SEOUL (AFP) - South Korea's central bank on Thursday (June 9) cut its key interest rate to a record low 1.25 per cent in a surprise move to address concerns over the impact of corporate restructuring on the sluggish economy.
The Bank of Korea lowered the policy rate by 0.25 percentage points, marking the first rate cut in 12 months.
There had been little hint of a cut, with the bank widely expected to maintain its wait-and-see mode amid what it has called minor signs of improvement in Asia's fourth-largest economy.
But mounting concerns over the negative impact on consumption from layoffs sparked by ongoing corporate restructuring, particularly in shipyards, apparently forced the bank's hand.

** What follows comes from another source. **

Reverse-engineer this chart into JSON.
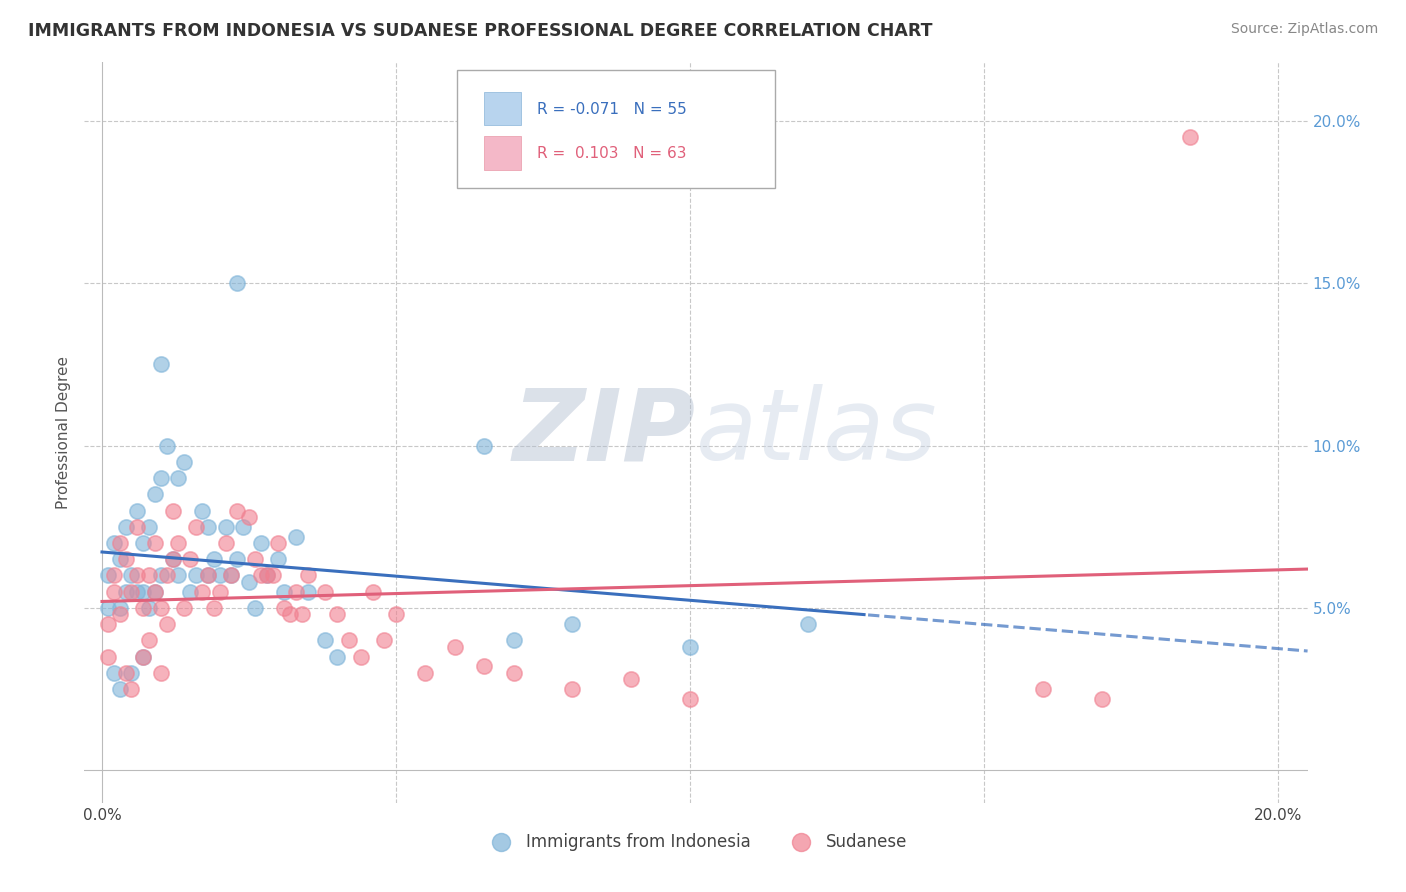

The cut also came after Federal Reserve chair Janet Yellen hinted at a more gradual rise in US key rate earlier this week, dampening expectations for a hike in the foreseeable future.
The bank's monetary policy board forecasts that the local economy will sustain its "trend of modest growth going forward" but that the "downside risks" have expanded, the bank said in a statement.
Momentum for economic recovery, which was already weak, recently further ebbed, with production, investment and consumption all in the doldrums.
"Exports have continued their trend of decline and the improvements in domestic demand activities such as consumption have weakened, while the sentiments of economic agents have also been sluggish", the bank said.
First quarter GDP growth rate was up a mere 0.5 percentage point from the previous quarter, the lowest since the second quarter of last year when consumption was battered by a Mers outbreak.
Facilities investment fell 7.1 per cent on-quarter, the first negative growth in two years.
South Korea's giant shipbuilders have announced plans to sell assets and cut jobs to reduce debt.
The government and the central bank on Wednesday announced a plan to create a US$9.5-billion fund to help recapitalise policy banks and ease the chilling impact on the financial market from corporate restructuring.
Finance Minister Yoo Il-Ho said Thursday that slumping exports, which fell six per cent on-year in May, could put further restraint on facility investment and other domestic demand sectors.
He blamed over-supply, excessive regulation and weakening competitiveness for the country's economic woes.
"The cure for reactivating the economy is only to be found in thorough corporate restructuring and industrial reform," he said at a meeting of cabinet ministers.